Dotychczas myślałem, że mistrzem w sprawianiu sobie złej reklamy jest Epic Games Store. Polityka tego sklepu jest delikatnie mówiąc niezbyt sprawiedliwa wobec graczy. Jednak na świecie istnieje zło znacznie potężniejsze. Ma oczy, ręce i głęboki portfel. Zarabia na naiwnych użytkownikach, którzy liczą na zakup produkcji przyjemnej wizualnie i konkretnej w treści. Imię tej bestii znane jest nam od kilkudziesięciu lat, ale dopiero teraz zaczynamy zauważać jej złowrogie macki. Nie sprawia nam bólu fizycznego, a jednak podsuwa truciznę, wypełnioną pustymi obietnicami, które wewnętrznie ranią. O kim mowa? Przywitajcie się z Ubisoftem.
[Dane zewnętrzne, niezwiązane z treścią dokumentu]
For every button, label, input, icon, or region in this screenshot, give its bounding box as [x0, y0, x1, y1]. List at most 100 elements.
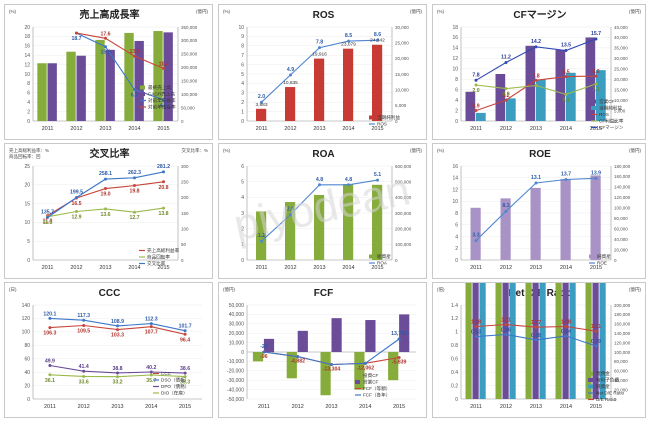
roe-data-label: 8.3: [502, 203, 509, 209]
ros-y-tick: 8: [241, 44, 244, 50]
growth-y-tick: 0: [27, 119, 30, 125]
de-legend-swatch: [588, 378, 593, 382]
roe-y2-tick: 0: [614, 258, 617, 263]
de-point-0-3: [564, 334, 568, 338]
roe-y2-tick: 100,000: [614, 206, 631, 211]
fcf-bar-0-0: [252, 352, 264, 362]
turnover-y-tick: 15: [24, 201, 30, 207]
turnover-data-label: 12.9: [71, 214, 81, 220]
de-bar-2-1: [509, 283, 516, 399]
de-bar-0-4: [585, 283, 592, 399]
ros-data-label: 8.6: [374, 32, 381, 38]
ros-y-tick: 0: [241, 119, 244, 125]
ros-bar-label: 3,883: [255, 102, 267, 108]
ros-y2-tick: 5,000: [395, 103, 407, 108]
fcf-data-label: -13,304: [323, 367, 341, 373]
cf-data-label: 11.2: [501, 55, 511, 61]
turnover-point-1-4: [162, 206, 165, 210]
cf-legend-label: CF利益比率: [599, 118, 624, 125]
de-data-label: 1.01: [591, 324, 601, 330]
cf-point-2-3: [564, 49, 568, 52]
cf-bar-0-1: [495, 74, 506, 121]
cf-y-tick: 14: [452, 46, 458, 52]
ccc-point-2-1: [82, 369, 86, 373]
turnover-y2-tick: 250: [181, 179, 189, 184]
fcf-bar-1-0: [263, 338, 275, 352]
ros-point-0-1: [289, 73, 292, 77]
ros-y-tick: 4: [241, 81, 244, 87]
cf-legend-label: ROS: [599, 112, 609, 117]
de-data-label: 0.88: [531, 333, 541, 339]
roe-y-tick: 8: [455, 211, 458, 217]
fcf-bar-0-2: [320, 352, 331, 396]
growth-data-label: 11.2: [159, 61, 169, 67]
cf-y2-tick: 0: [614, 119, 617, 124]
roe-x-tick: 2014: [560, 265, 572, 271]
cf-data-label: 7.8: [532, 73, 539, 79]
growth-bar-1-1: [76, 55, 86, 121]
cf-y-tick: 8: [455, 77, 458, 83]
ccc-point-1-4: [183, 329, 187, 333]
growth-bar-1-4: [163, 32, 173, 121]
roe-point-0-3: [564, 178, 568, 182]
ros-x-tick: 2011: [256, 126, 268, 132]
fcf-y-tick: -30,000: [227, 378, 244, 384]
fcf-y-tick: -40,000: [227, 387, 244, 393]
cf-point-2-1: [504, 61, 508, 65]
ros-legend-label: 当期純利益: [377, 114, 400, 121]
ccc-point-2-2: [116, 371, 119, 375]
turnover-x-tick: 2015: [157, 265, 169, 271]
turnover-y-tick: 20: [24, 183, 30, 189]
fcf-svg: FCF (億円) -50,000 -40,000 -30,000 -20,000 -10,0…: [223, 286, 416, 410]
roe-point-0-1: [504, 209, 508, 213]
roa-y-tick: 6: [241, 164, 244, 170]
growth-legend-label: 対前年成長率: [148, 104, 176, 111]
ros-point-0-2: [318, 46, 321, 50]
fcf-point-1-0: [262, 350, 266, 354]
cf-point-1-1: [504, 87, 508, 91]
ccc-x-tick: 2015: [179, 404, 191, 410]
de-svg: Net D/E Ratio (倍) (億円) 0 0.2 0.4 0.6 0.8 1 1.2 1.4…: [437, 283, 641, 410]
roa-svg: ROA (%) (億円) 0 1 2 3 4 5 6 0 100,000 200,000 300,000 4…: [223, 147, 422, 271]
de-bar-0-0: [465, 283, 472, 399]
roe-legend-label: ROE: [597, 261, 607, 266]
roe-y-tick: 12: [452, 187, 458, 193]
fcf-y-tick: 30,000: [229, 322, 245, 328]
de-bar-2-2: [539, 283, 546, 399]
roe-y2-tick: 20,000: [614, 247, 628, 252]
cf-y2-tick: 30,000: [614, 56, 628, 61]
ros-bar-0-3: [343, 48, 354, 121]
ccc-y-tick: 0: [27, 397, 30, 403]
ccc-y-tick: 140: [22, 303, 31, 309]
turnover-x-tick: 2013: [99, 265, 111, 271]
ros-y-tick: 9: [241, 34, 244, 40]
roe-point-0-2: [534, 181, 538, 185]
fcf-y-tick: 10,000: [229, 340, 245, 346]
growth-data-label: 4.5: [160, 103, 167, 109]
turnover-data-label: 20.8: [158, 185, 168, 191]
de-bar-0-1: [495, 283, 502, 399]
roe-y-tick: 2: [455, 246, 458, 252]
ccc-y-tick: 120: [22, 316, 31, 322]
de-legend-swatch: [588, 371, 593, 376]
roa-legend-label: ROA: [377, 261, 388, 266]
growth-point-1-1: [75, 31, 78, 35]
roa-y2-tick: 400,000: [395, 195, 412, 200]
roe-bar-0-4: [590, 175, 601, 260]
fcf-data-label: -12,062: [356, 365, 374, 371]
ccc-point-3-2: [116, 375, 119, 379]
cf-bar-0-0: [465, 91, 476, 121]
roa-legend-swatch: [369, 254, 374, 259]
cf-title: CFマージン: [513, 9, 566, 21]
roe-data-label: 13.1: [531, 175, 541, 181]
growth-left-axis-label: (%): [9, 9, 16, 14]
de-y-tick: 0: [455, 397, 458, 403]
de-y2-tick: 20,000: [614, 387, 628, 392]
growth-x-tick: 2012: [70, 126, 82, 132]
ros-x-tick: 2015: [371, 126, 383, 132]
ccc-point-3-1: [82, 374, 86, 378]
ccc-legend-label: DPO（債務）: [161, 383, 189, 390]
ros-y-tick: 3: [241, 91, 244, 97]
fcf-x-tick: 2013: [325, 404, 337, 410]
ccc-data-label: 36.1: [45, 378, 55, 384]
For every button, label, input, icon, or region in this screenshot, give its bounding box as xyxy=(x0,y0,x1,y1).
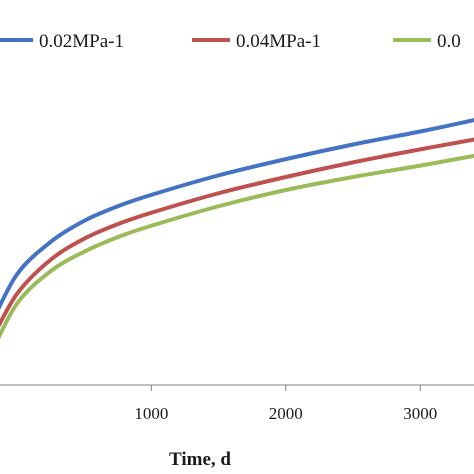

Studio to, paradoksalnie, zrodziło naprawdę świetne marki takie jak Splinter Cell, Assassin’s Creed, Rainbow Six. W tamtym czasie mieli wysoką pozycję w branży gamedev. Aczkolwiek z kolejnymi odsłonami swoich gier zaczęli wkraczać na ciemną stronę mocy. Powtarzalność, schematyczność, niedopracowanie to cechy, które niczym łatka przyklejały się do ich najnowszych produkcji. Mimo to miałem nadzieję, że studio stanie na nogi i jego pracownicy wezmą się za robienie nowych tytułów w ciekawym uniwersum, albo choć przywrócą do życia dawne IP jak wspomniany Splinter Cell i Prince of Persia. I los tak chciał, że padło na kultowego PoP-a.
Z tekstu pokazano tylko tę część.